A new story about Georgia's film industry seems to come out every two to three days at this point. Although the names of the most recent films to shoot in town change, and the economic impact number grows with each new story, there's never terribly too much new info in them. I'm not complaining that much though, because as a often repeated message, all that talk is likely insulating the incentives from any future political attacks for at least a good number of years. Getting to my main point, Decatur Metro commented on one of the AJC's recent pieces, highlighting the portions about Decatur's speedy, one permit process, among other things. Down in the comments section this caught my eye:
Steve W. says: December 8, 2010 at 1:31 pm Being in the industry, having the productions come to Georgia is a good thing. But, the issue is that the companies that come here are not required to hire locals. Yes, locals are getting some of the work, but with no requirement, a lot of us that are in the more specialized positions are often left out or get little work. Some states require that a percentage of the crew has to be local in order to get the tax cuts, but Georgia doesn’t fall in that category.
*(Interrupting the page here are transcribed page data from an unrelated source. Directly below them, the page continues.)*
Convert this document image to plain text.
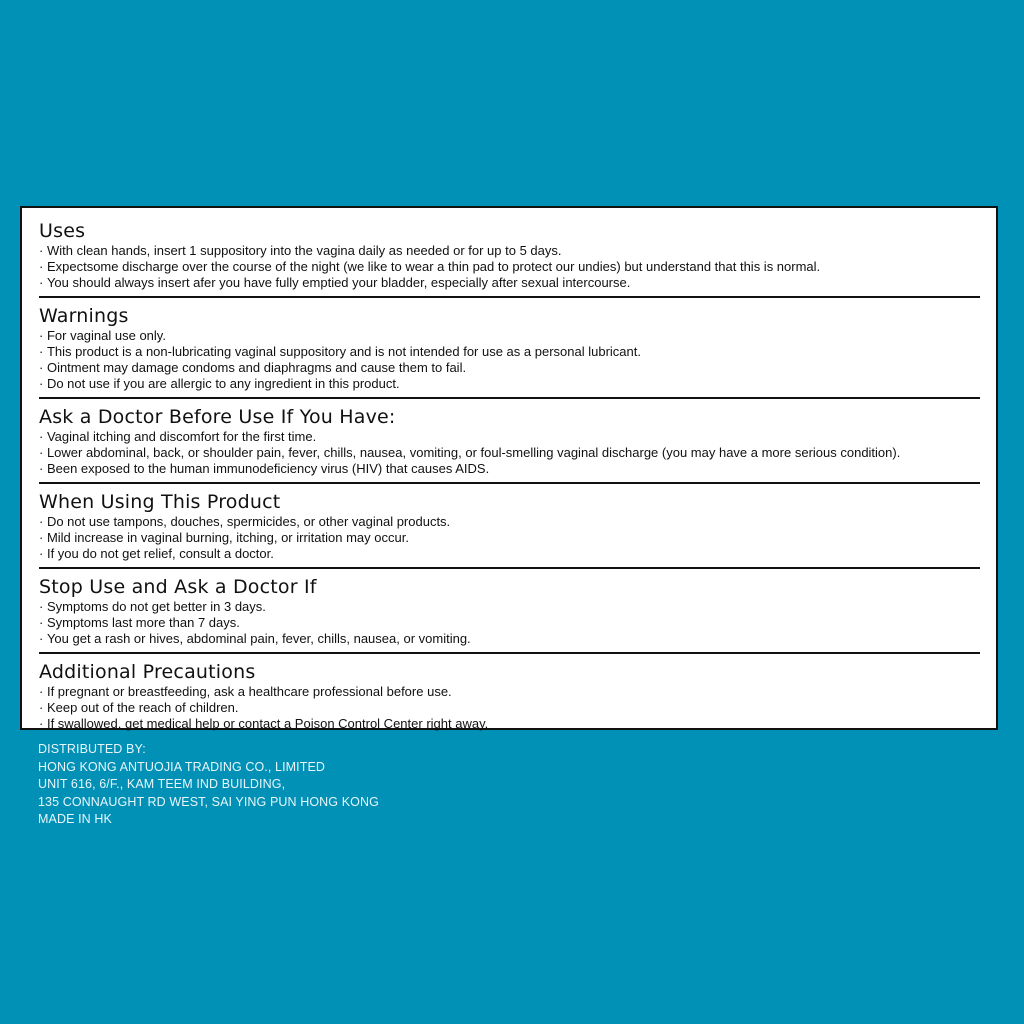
Uses
· With clean hands, insert 1 suppository into the vagina daily as needed or for up to 5 days.
· Expectsome discharge over the course of the night (we like to wear a thin pad to protect our undies) but understand that this is normal.
· You should always insert afer you have fully emptied your bladder, especially after sexual intercourse.
Warnings
· For vaginal use only.
· This product is a non-lubricating vaginal suppository and is not intended for use as a personal lubricant.
· Ointment may damage condoms and diaphragms and cause them to fail.
· Do not use if you are allergic to any ingredient in this product.
Ask a Doctor Before Use If You Have:
· Vaginal itching and discomfort for the first time.
· Lower abdominal, back, or shoulder pain, fever, chills, nausea, vomiting, or foul-smelling vaginal discharge (you may have a more serious condition).
· Been exposed to the human immunodeficiency virus (HIV) that causes AIDS.
When Using This Product
· Do not use tampons, douches, spermicides, or other vaginal products.
· Mild increase in vaginal burning, itching, or irritation may occur.
· If you do not get relief, consult a doctor.
Stop Use and Ask a Doctor If
· Symptoms do not get better in 3 days.
· Symptoms last more than 7 days.
· You get a rash or hives, abdominal pain, fever, chills, nausea, or vomiting.
Additional Precautions
· If pregnant or breastfeeding, ask a healthcare professional before use.
· Keep out of the reach of children.
· If swallowed, get medical help or contact a Poison Control Center right away.
DISTRIBUTED BY:
HONG KONG ANTUOJIA TRADING CO., LIMITED
UNIT 616, 6/F., KAM TEEM IND BUILDING,
135 CONNAUGHT RD WEST, SAI YING PUN HONG KONG
MADE IN HK
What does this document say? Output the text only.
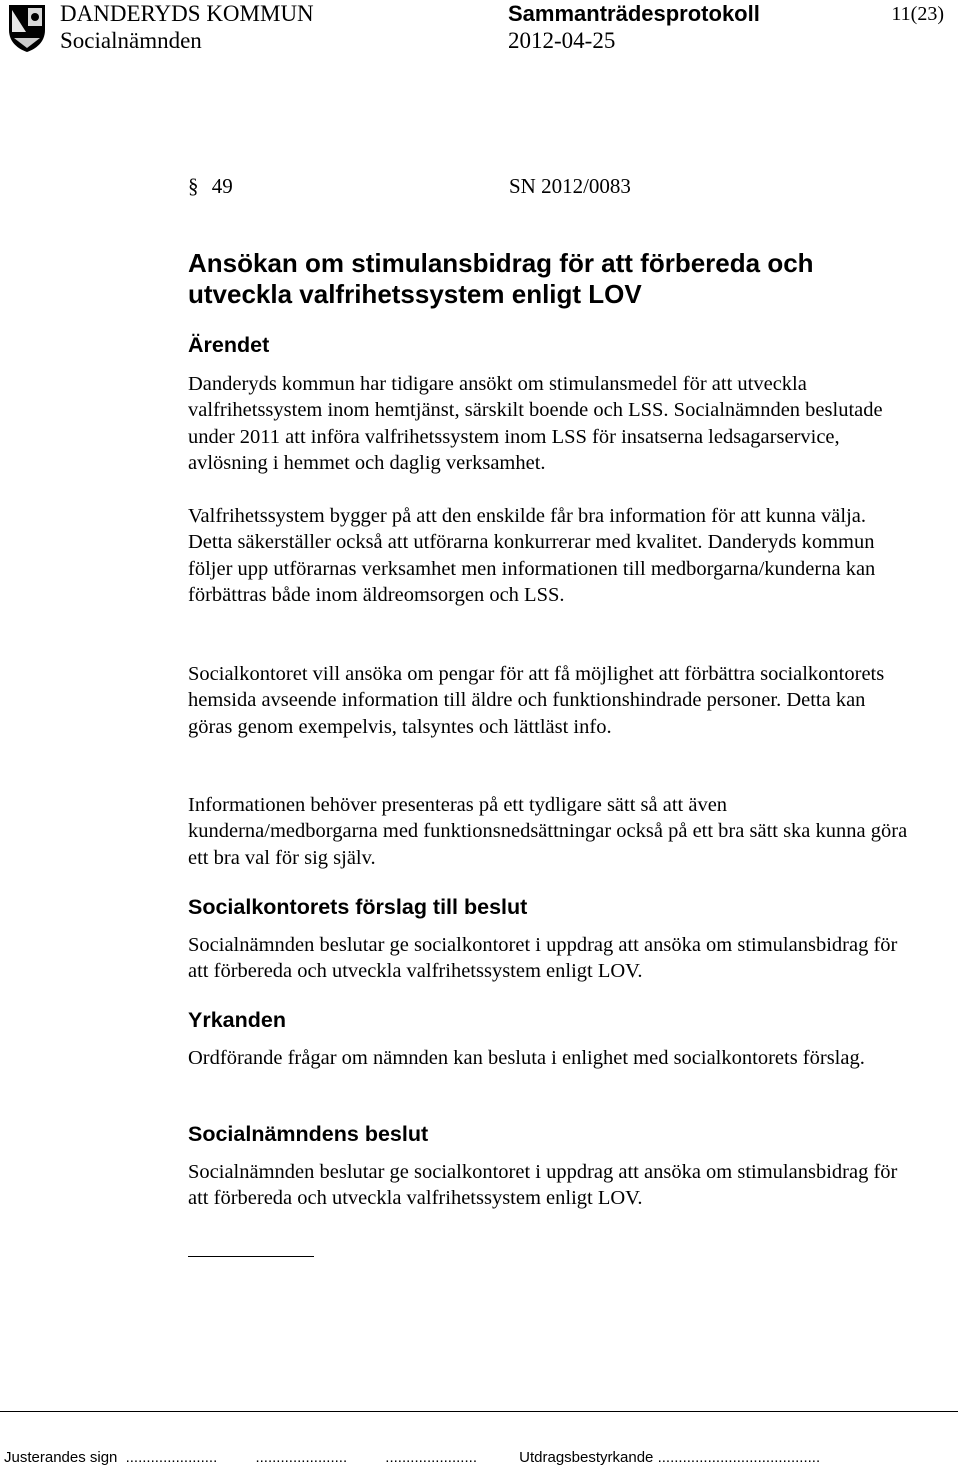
DANDERYDS KOMMUN
Socialnämnden
Sammanträdesprotokoll
2012-04-25
11(23)
§ 49	SN 2012/0083
Ansökan om stimulansbidrag för att förbereda och utveckla valfrihetssystem enligt LOV
Ärendet

Danderyds kommun har tidigare ansökt om stimulansmedel för att utveckla valfrihetssystem inom hemtjänst, särskilt boende och LSS. Socialnämnden beslutade under 2011 att införa valfrihetssystem inom LSS för insatserna ledsagarservice, avlösning i hemmet och daglig verksamhet.

Valfrihetssystem bygger på att den enskilde får bra information för att kunna välja. Detta säkerställer också att utförarna konkurrerar med kvalitet. Danderyds kommun följer upp utförarnas verksamhet men informationen till medborgarna/kunderna kan förbättras både inom äldreomsorgen och LSS.

Socialkontoret vill ansöka om pengar för att få möjlighet att förbättra socialkontorets hemsida avseende information till äldre och funktionshindrade personer. Detta kan göras genom exempelvis, talsyntes och lättläst info.

Informationen behöver presenteras på ett tydligare sätt så att även kunderna/medborgarna med funktionsnedsättningar också på ett bra sätt ska kunna göra ett bra val för sig själv.

Socialkontorets förslag till beslut

Socialnämnden beslutar ge socialkontoret i uppdrag att ansöka om stimulansbidrag för att förbereda och utveckla valfrihetssystem enligt LOV.

Yrkanden

Ordförande frågar om nämnden kan besluta i enlighet med socialkontorets förslag.

Socialnämndens beslut

Socialnämnden beslutar ge socialkontoret i uppdrag att ansöka om stimulansbidrag för att förbereda och utveckla valfrihetssystem enligt LOV.

Justerandes sign ......................	......................	......................	Utdragsbestyrkande .......................................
As far as bringing money into the area, yes, tv/film does raise revenue for local businesses, especially hotels and restaurants. I think if the tax incentives were rewritten with a clause that they had to hire locals, it would be a win all around.
It took about six months after the incentives kicked in and Georgia started seeing an up tick in production for the first grumblings about local hires popped up. And on a base level, those folks have a point. The incentives are about job creation.
However, if people are really relying on outside productions to be the main source of new jobs, we've got a few problems.
First, we are getting jobs. Out of a 100 production slots on BET's The Game, 70 of them are local hires. And reports on shows like The Walking Dead and films like X-Men: First Class is that as they are seeing Atlanta as a true production town they've increased the number of local hires.
Second, film is a who you know, work with your core crew, kind of business. That's not a result of a cut throat world of backstabbing and David Mamet like rants. Nope, that's a result of the fact that when you're in a business where speed is the key, and you're going to be in the "trenches" for 14 to 16 hour days, in all manner of conditions--like a Marine in battle--you want to know the cat next to you has your back and will carry their load.
Third point, requiring companies to hire locally hasn't appeared to have been super successful in other states. In fact, it's scared off many companies. Okay, there's a lot of anecdotal evidence, hardly admissible in a court of law. Yet, looking at the states that have the clause, I challenge anyone to name me more than a handful that have used the requirement to fuel any meaningful improvement in the health of their production community.
Also, if you look at what's happened in other states, the"No Permanent Jobs" narrative has killed incentives before they've even started working. Now, those same folks who were complaining, are now going back to their legislatures and are trying to convince their elected officials to recommit to the programs they were bashing just months earlier.
Fourth, why should they hire locally? For positions that productions could hire locally, yet aren't, there are two possible reasons for that. Either one, they don't know about the people who are here. Or two, we don't have folks who have the experience or the training productions are looking for.
I have heard from more than a few people that it's not so much the former, as it's the later. Even companies that are based here have admitted they've run out of qualified applicants and they've started recruiting out of state for some positions.
For those spots we do have the crew, we definitely have to do a better job of making it known we've got the manpower. However, in the long term, we have to ensure we're turning out folks who are truly ready to be plugged into productions. If there are deficiencies let's not argue that outside folks are just looking for excuses to not bring on locals. We always need to take a deeper look and treat those concerns seriously.
Fifth, yet most important, we can't rely on outside production to bring "permanent" jobs, only on bringing a steady flow of projects and a state of near "permanent" work.
As an offshoot of their on going presence, we should be fostering an environment that allows us to further build up our production community with homegrown companies and indigenous filmmakers.
Even if we we're getting substantially more jobs from out of state, we should always be looking at creating more Turners, Rainforests and Tyler Perrys who are rooted here. It's these folks who will have a much more vested interest in what's happening here than anyone coming outside of the state. They'll also be the ones, hopefully, pushing to tell more regionally and locally based stories.
We should also be looking at our role in aiding production in other states. I'm one who firmly believes that a healthy Southeast and a healthy Georgia go hand in hand it when comes to productions. Film doesn't work only state by state, production doesn't flow like that. A Southeast that's production ready across the board benefits all of us.